= Marwencol (art installation) =

Artwork of a scale model town

Marwencol is a miniature town in Kingston, New York created by the American artist Mark Hogancamp (born c. 1961/1962).

On April 8, 2000, Mark Hogancamp was attacked outside of a bar by five men who beat him nearly to death after he drunkenly told them he was a cross-dresser. After nine days in a coma and 40 days in the hospital, Hogancamp was discharged with brain damage that left him little memory of his previous life. Previously, Hogancamp had served in the United States Navy and had dealt with bouts of alcoholism and a divorce. An avid drawer, he worked as a carpenter designing retail showrooms for a lighting company in the early 1990s that drew war scenes in his spare time; as a result of the damage to the left side of his brain, he lost the ability to draw, although his previous drawings and diary entries helped save him from having no record of his previous life. All five men were convicted, although only three served jail time. Due to his Medicaid running out, he returned home but could not afford psychiatric counseling due to not having coverage for it.

Unable to afford therapy, he created his own memory by building a 1/6-scale World War II-era Belgian town in his yard and populating it with action figures representing himself, his friends, and even his attackers. He called the town "Marwencol", blending his own name with that of a local bartender Wendy and his neighbor Colleen.

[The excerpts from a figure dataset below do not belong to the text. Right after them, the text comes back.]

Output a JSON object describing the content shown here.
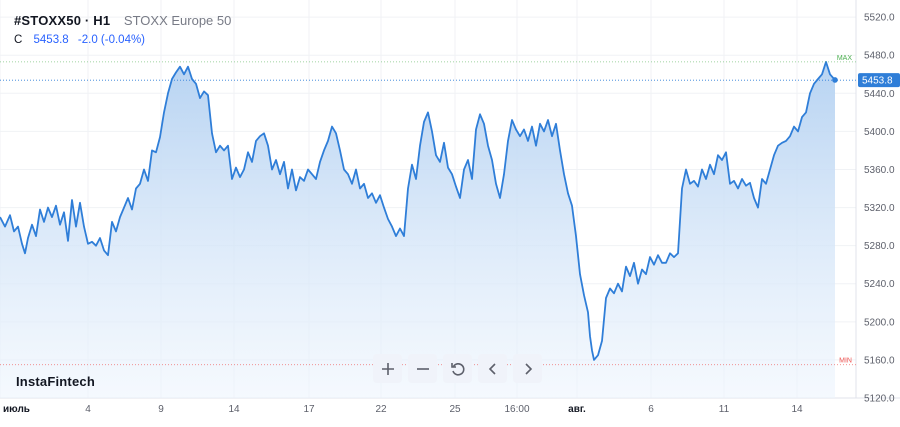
{
  "header": {
    "symbol": "#STOXX50 · H1",
    "name": "STOXX Europe 50",
    "close_label": "C",
    "close_value": "5453.8",
    "change": "-2.0 (-0.04%)"
  },
  "brand": "InstaFintech",
  "toolbar": [
    {
      "name": "zoom-in-button",
      "icon": "plus-icon"
    },
    {
      "name": "zoom-out-button",
      "icon": "minus-icon"
    },
    {
      "name": "reset-button",
      "icon": "reset-icon"
    },
    {
      "name": "scroll-left-button",
      "icon": "chevron-left-icon"
    },
    {
      "name": "scroll-right-button",
      "icon": "chevron-right-icon"
    }
  ],
  "colors": {
    "line": "#2f7ed8",
    "fill_top": "#b7d3f2",
    "fill_bottom": "#eef5fd",
    "max": "#4caf50",
    "min": "#ef5350",
    "grid": "#eef0f3"
  },
  "chart_data": {
    "type": "area",
    "y_ticks": [
      "5520.0",
      "5480.0",
      "5440.0",
      "5400.0",
      "5360.0",
      "5320.0",
      "5280.0",
      "5240.0",
      "5200.0",
      "5160.0",
      "5120.0"
    ],
    "ylim": [
      5120,
      5538
    ],
    "x_tick_labels": [
      {
        "label": "июль",
        "pos": 0,
        "bold": true
      },
      {
        "label": "4",
        "pos": 88
      },
      {
        "label": "9",
        "pos": 161
      },
      {
        "label": "14",
        "pos": 234
      },
      {
        "label": "17",
        "pos": 309
      },
      {
        "label": "22",
        "pos": 381
      },
      {
        "label": "25",
        "pos": 455
      },
      {
        "label": "16:00",
        "pos": 517
      },
      {
        "label": "авг.",
        "pos": 577,
        "bold": true
      },
      {
        "label": "6",
        "pos": 651
      },
      {
        "label": "11",
        "pos": 724
      },
      {
        "label": "14",
        "pos": 797
      }
    ],
    "xlim": [
      0,
      835
    ],
    "max_label": "MAX",
    "min_label": "MIN",
    "max_value": 5473,
    "min_value": 5155,
    "last_price": 5453.8,
    "last_price_label": "5453.8",
    "points": [
      [
        0,
        5310
      ],
      [
        5,
        5300
      ],
      [
        10,
        5312
      ],
      [
        14,
        5295
      ],
      [
        18,
        5300
      ],
      [
        22,
        5282
      ],
      [
        25,
        5272
      ],
      [
        28,
        5288
      ],
      [
        32,
        5302
      ],
      [
        36,
        5290
      ],
      [
        40,
        5318
      ],
      [
        44,
        5305
      ],
      [
        48,
        5320
      ],
      [
        52,
        5310
      ],
      [
        56,
        5322
      ],
      [
        60,
        5302
      ],
      [
        64,
        5315
      ],
      [
        68,
        5285
      ],
      [
        72,
        5328
      ],
      [
        76,
        5300
      ],
      [
        80,
        5325
      ],
      [
        84,
        5300
      ],
      [
        88,
        5282
      ],
      [
        92,
        5284
      ],
      [
        96,
        5280
      ],
      [
        100,
        5288
      ],
      [
        104,
        5275
      ],
      [
        108,
        5270
      ],
      [
        112,
        5305
      ],
      [
        116,
        5295
      ],
      [
        120,
        5310
      ],
      [
        124,
        5320
      ],
      [
        128,
        5330
      ],
      [
        132,
        5318
      ],
      [
        136,
        5340
      ],
      [
        140,
        5345
      ],
      [
        144,
        5360
      ],
      [
        148,
        5348
      ],
      [
        152,
        5380
      ],
      [
        156,
        5378
      ],
      [
        160,
        5394
      ],
      [
        164,
        5420
      ],
      [
        168,
        5440
      ],
      [
        172,
        5455
      ],
      [
        176,
        5462
      ],
      [
        180,
        5468
      ],
      [
        184,
        5460
      ],
      [
        188,
        5468
      ],
      [
        192,
        5455
      ],
      [
        196,
        5450
      ],
      [
        200,
        5435
      ],
      [
        204,
        5442
      ],
      [
        208,
        5438
      ],
      [
        212,
        5398
      ],
      [
        216,
        5378
      ],
      [
        220,
        5385
      ],
      [
        224,
        5380
      ],
      [
        228,
        5385
      ],
      [
        232,
        5350
      ],
      [
        236,
        5362
      ],
      [
        240,
        5352
      ],
      [
        244,
        5360
      ],
      [
        248,
        5378
      ],
      [
        252,
        5368
      ],
      [
        256,
        5390
      ],
      [
        260,
        5395
      ],
      [
        264,
        5398
      ],
      [
        268,
        5385
      ],
      [
        272,
        5360
      ],
      [
        276,
        5370
      ],
      [
        280,
        5355
      ],
      [
        284,
        5368
      ],
      [
        288,
        5340
      ],
      [
        292,
        5360
      ],
      [
        296,
        5338
      ],
      [
        300,
        5352
      ],
      [
        304,
        5348
      ],
      [
        308,
        5360
      ],
      [
        312,
        5355
      ],
      [
        316,
        5350
      ],
      [
        320,
        5368
      ],
      [
        324,
        5380
      ],
      [
        328,
        5390
      ],
      [
        332,
        5405
      ],
      [
        336,
        5398
      ],
      [
        340,
        5380
      ],
      [
        344,
        5360
      ],
      [
        348,
        5355
      ],
      [
        352,
        5345
      ],
      [
        356,
        5360
      ],
      [
        360,
        5340
      ],
      [
        364,
        5345
      ],
      [
        368,
        5330
      ],
      [
        372,
        5335
      ],
      [
        376,
        5325
      ],
      [
        380,
        5333
      ],
      [
        384,
        5320
      ],
      [
        388,
        5308
      ],
      [
        392,
        5300
      ],
      [
        396,
        5290
      ],
      [
        400,
        5298
      ],
      [
        404,
        5290
      ],
      [
        408,
        5340
      ],
      [
        412,
        5365
      ],
      [
        416,
        5350
      ],
      [
        420,
        5385
      ],
      [
        424,
        5410
      ],
      [
        428,
        5420
      ],
      [
        432,
        5400
      ],
      [
        436,
        5375
      ],
      [
        440,
        5368
      ],
      [
        444,
        5388
      ],
      [
        448,
        5362
      ],
      [
        452,
        5355
      ],
      [
        456,
        5342
      ],
      [
        460,
        5330
      ],
      [
        464,
        5360
      ],
      [
        468,
        5370
      ],
      [
        472,
        5350
      ],
      [
        476,
        5402
      ],
      [
        480,
        5418
      ],
      [
        484,
        5408
      ],
      [
        488,
        5385
      ],
      [
        492,
        5370
      ],
      [
        496,
        5345
      ],
      [
        500,
        5330
      ],
      [
        504,
        5355
      ],
      [
        508,
        5390
      ],
      [
        512,
        5412
      ],
      [
        516,
        5402
      ],
      [
        520,
        5395
      ],
      [
        524,
        5402
      ],
      [
        528,
        5390
      ],
      [
        532,
        5405
      ],
      [
        536,
        5385
      ],
      [
        540,
        5408
      ],
      [
        544,
        5400
      ],
      [
        548,
        5412
      ],
      [
        552,
        5395
      ],
      [
        556,
        5408
      ],
      [
        560,
        5380
      ],
      [
        564,
        5355
      ],
      [
        568,
        5335
      ],
      [
        572,
        5322
      ],
      [
        576,
        5290
      ],
      [
        580,
        5250
      ],
      [
        584,
        5228
      ],
      [
        588,
        5210
      ],
      [
        590,
        5185
      ],
      [
        592,
        5170
      ],
      [
        594,
        5160
      ],
      [
        598,
        5165
      ],
      [
        602,
        5180
      ],
      [
        606,
        5225
      ],
      [
        610,
        5235
      ],
      [
        614,
        5230
      ],
      [
        618,
        5240
      ],
      [
        622,
        5232
      ],
      [
        626,
        5258
      ],
      [
        630,
        5248
      ],
      [
        634,
        5262
      ],
      [
        638,
        5240
      ],
      [
        642,
        5255
      ],
      [
        646,
        5250
      ],
      [
        650,
        5268
      ],
      [
        654,
        5260
      ],
      [
        658,
        5270
      ],
      [
        662,
        5262
      ],
      [
        666,
        5262
      ],
      [
        670,
        5272
      ],
      [
        674,
        5268
      ],
      [
        678,
        5272
      ],
      [
        682,
        5340
      ],
      [
        686,
        5360
      ],
      [
        690,
        5345
      ],
      [
        694,
        5348
      ],
      [
        698,
        5342
      ],
      [
        702,
        5360
      ],
      [
        706,
        5350
      ],
      [
        710,
        5365
      ],
      [
        714,
        5355
      ],
      [
        718,
        5375
      ],
      [
        722,
        5370
      ],
      [
        726,
        5378
      ],
      [
        730,
        5345
      ],
      [
        734,
        5348
      ],
      [
        738,
        5340
      ],
      [
        742,
        5350
      ],
      [
        746,
        5343
      ],
      [
        750,
        5346
      ],
      [
        754,
        5330
      ],
      [
        758,
        5320
      ],
      [
        762,
        5350
      ],
      [
        766,
        5345
      ],
      [
        770,
        5360
      ],
      [
        774,
        5375
      ],
      [
        778,
        5385
      ],
      [
        782,
        5388
      ],
      [
        786,
        5390
      ],
      [
        790,
        5395
      ],
      [
        794,
        5405
      ],
      [
        798,
        5400
      ],
      [
        802,
        5415
      ],
      [
        806,
        5420
      ],
      [
        810,
        5440
      ],
      [
        814,
        5450
      ],
      [
        818,
        5455
      ],
      [
        822,
        5460
      ],
      [
        826,
        5473
      ],
      [
        830,
        5460
      ],
      [
        835,
        5454
      ]
    ]
  }
}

Hogancamp was initially discovered by photographer David Naugle, who documented and shared his story with Esopus magazine, whereby his work was shown in White Columns art gallery.

==In media==
The film Marwencol (also known as Village of the Dolls in the UK) is a 2010 American documentary film that explores Hogancamp's life and work. It is the debut feature of director-editor Jeff Malmberg. It was the inspiration for Welcome to Marwen, a 2018 drama directed by Robert Zemeckis and starring Steve Carell as Hogancamp.

Welcome to Marwencol is a 2015 art book by Hogancamp and Chris Shellen, published by Princeton Architectural Press, that documents Hogancamp's life and work. It was named one of the best books of 2015 by Amazon.com.